Here’s my final logic:
const refineMasonryLayout = // placement function
export const refineAllMasonryLayouts = (): void => {
// find and reset all modified elements:
let adjustedGridChildren = document.getElementsByClassName('custom-shifted');
for (let adjusted of adjustedGridChildren) {
adjusted.classList.remove('custom-shifted');
}
// then do the actual placement ...
}
addEventListener('DOMContentLoaded', () => {
refineAllMasonryLayouts()
})
addEventListener('resize', () => {
refineAllMasonryLayouts();
})
I call the placement functions after initial rendering, after resizing, and I export it so that I can call it after a React wrapper might have rerendered.
Software Architecture
Last but not least, where does this code belong in a project? After I reopened my Astro/React side project after some time, I’d expect it somewhere in or called by Layout.astro
or in a TypeScript file called something with placement
, but it turned out I had named it refineMasonryLayout.ts
in a utils
folder.
I decided to publish the code as an npm module so I can refine the code and concept in one central place to avoid further confusion and possible inconsistent states of duplicated code across projects, if I ever use it anywhere else.
Debugging Again
Creating a minimal reproducible example on codepen, simplified without wrapped pairs, and scoping my functions to a module that you can import from npm, meant debugging again, creating more unexpected decorative patterns on my way to the expected layout.
Here is the current codepen (Hexagonal Masonry Layout)

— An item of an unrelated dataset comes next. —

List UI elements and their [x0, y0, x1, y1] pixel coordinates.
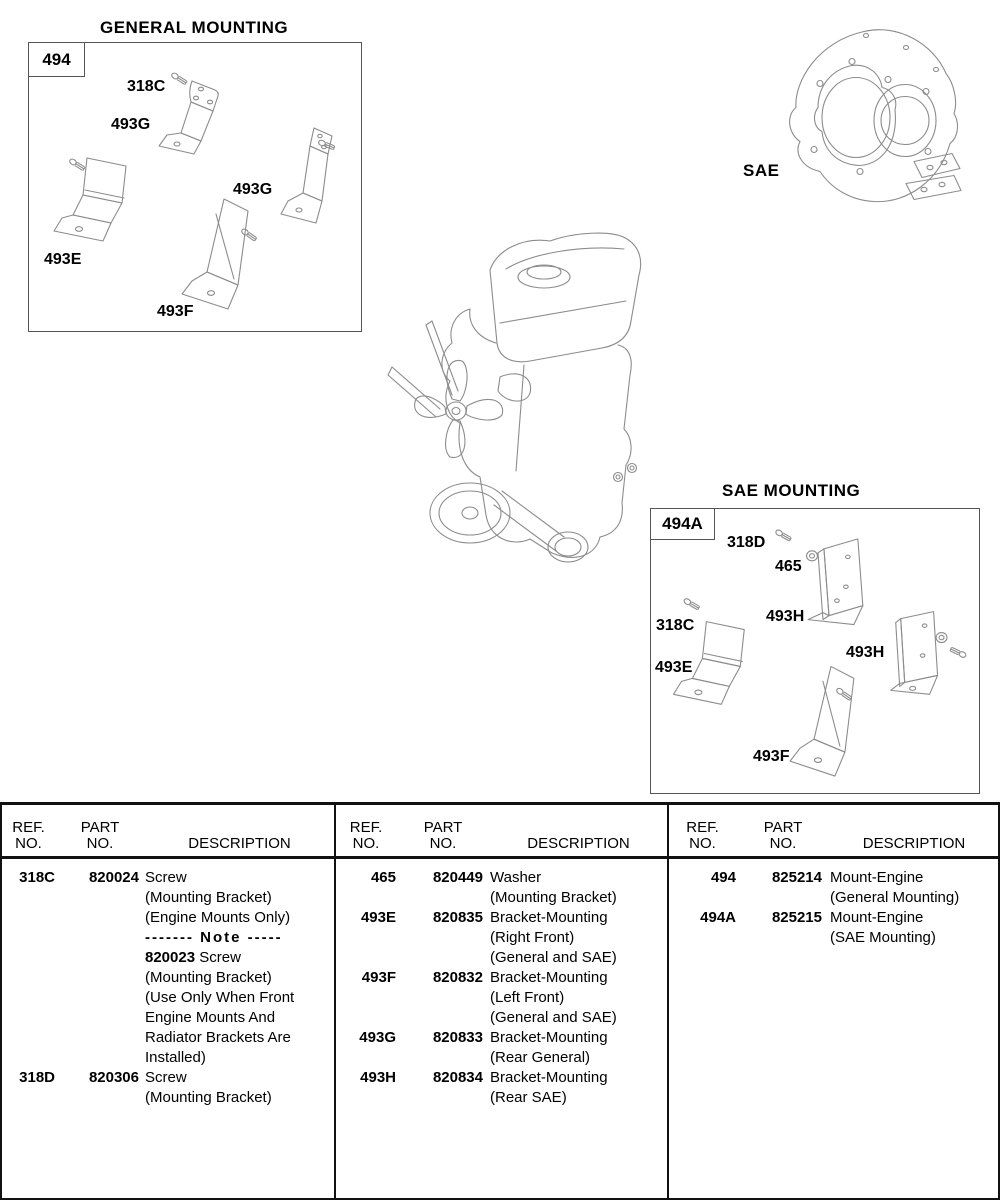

The point that I missed was my original example didn’t just use wrappers to group pairs of tiles but also used padding for inner spacing. Trying to use arbitrary margin outside the tiles will break the layout algorithm. A new simplified proof of concept puts a white 2-pixel border plus a 2-pixel bottom margin.
You can experiment with you own settings and have a look at dev-UX-Lesezeichen.de.
This is what I intended the layout to look like.
I have published hexagonal-masonry-placement as a public npmjs package.
The final code comes with a resize handler to automatically re-apply the layout adjustment after the viewport size has changed.
Conclusions
Web development can be fun, even when nothing seems to work as it should. But if something feels overengineered, then it probably is.